Traditional mystery is some of the most popular here at GPL, and the 32nd installment of Donna Leon’s bestselling series Commissario Brunetti, So Shall You Reap is sure to delight. On a November evening, Guido Brunetti and Paola are up late when a call from his colleague Ispettore Vianello arrives, alerting the COmmissario that a hand has been seen in one of Venice’s canals. The body is soon found, and Brunetti is assigned to investigate the murder of an undocumented Sri Lankan immigrant. Because no official record of the man’s presence in Venice exists, Brunetti is forced to use the city’s far richer sources of information: gossip and the memories of people who knew the victim.
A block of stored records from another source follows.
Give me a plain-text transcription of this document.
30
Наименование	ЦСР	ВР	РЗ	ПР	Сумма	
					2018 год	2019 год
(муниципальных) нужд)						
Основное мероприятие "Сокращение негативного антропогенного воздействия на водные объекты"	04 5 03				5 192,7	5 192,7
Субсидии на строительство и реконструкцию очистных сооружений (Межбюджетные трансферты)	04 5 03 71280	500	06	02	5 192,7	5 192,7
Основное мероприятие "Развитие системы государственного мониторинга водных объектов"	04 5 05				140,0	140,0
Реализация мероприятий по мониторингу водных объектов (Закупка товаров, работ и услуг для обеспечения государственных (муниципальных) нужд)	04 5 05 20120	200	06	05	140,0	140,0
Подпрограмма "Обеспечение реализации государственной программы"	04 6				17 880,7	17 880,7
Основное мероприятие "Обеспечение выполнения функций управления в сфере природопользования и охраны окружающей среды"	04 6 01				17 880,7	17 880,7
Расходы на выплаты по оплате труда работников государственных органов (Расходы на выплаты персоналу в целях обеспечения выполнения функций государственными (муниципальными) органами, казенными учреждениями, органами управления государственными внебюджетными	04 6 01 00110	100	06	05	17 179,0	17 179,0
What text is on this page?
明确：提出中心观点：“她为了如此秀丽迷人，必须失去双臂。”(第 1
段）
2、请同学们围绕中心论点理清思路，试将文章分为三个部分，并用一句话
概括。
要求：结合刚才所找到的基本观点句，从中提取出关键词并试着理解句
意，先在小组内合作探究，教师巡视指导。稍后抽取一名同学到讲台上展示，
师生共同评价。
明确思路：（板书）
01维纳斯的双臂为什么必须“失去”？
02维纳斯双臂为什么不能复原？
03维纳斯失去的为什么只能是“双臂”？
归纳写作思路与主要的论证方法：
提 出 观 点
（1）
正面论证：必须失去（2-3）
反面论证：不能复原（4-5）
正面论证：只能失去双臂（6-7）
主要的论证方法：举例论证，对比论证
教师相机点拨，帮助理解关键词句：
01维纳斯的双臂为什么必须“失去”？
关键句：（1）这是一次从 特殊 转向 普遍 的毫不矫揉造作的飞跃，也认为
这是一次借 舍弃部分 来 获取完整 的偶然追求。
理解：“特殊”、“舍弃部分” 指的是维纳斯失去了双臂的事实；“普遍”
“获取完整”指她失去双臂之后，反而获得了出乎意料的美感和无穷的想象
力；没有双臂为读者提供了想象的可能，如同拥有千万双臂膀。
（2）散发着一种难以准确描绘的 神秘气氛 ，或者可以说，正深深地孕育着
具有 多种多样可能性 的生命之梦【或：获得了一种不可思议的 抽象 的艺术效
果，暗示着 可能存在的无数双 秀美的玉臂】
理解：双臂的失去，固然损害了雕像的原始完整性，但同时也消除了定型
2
Robert B. Parker’s Revenge Tour by Mike Lupica is another mystery for your reading list. In this entry in the Sunny Randall series, Melanie Joan Hall is back in Boston, riding high, refusing to have Sunny and Rosie move out. She has a Netflix series about to start shooting in Boston, based on her wildly popular new series of books for girls. Then it turns out that most of her fortune is gone. And her manager, who was in charge of the money, turns up dead. He’s been with her a long time. When Sunny begins to investigate, she discovers that a lot of Melanie Joan’s past is a product of her amazing imagination. And then Sunny’s loyalty to her old friend is challenged by her loyalty to finding the truth.
Last but not least, we have Red Queen by Juan Gómez-Jurado. This thriller, which sold 2 million copies when released in Spain, introduces Antonia Scott, the daughter of a British diplomat and a Spanish mother. Antonia is gifted with a forensic mind, whose ability to reconstruct crimes and solves baffling murders is legendary. But after a personal trauma, she’s refused to continue her work or even leave her apartment.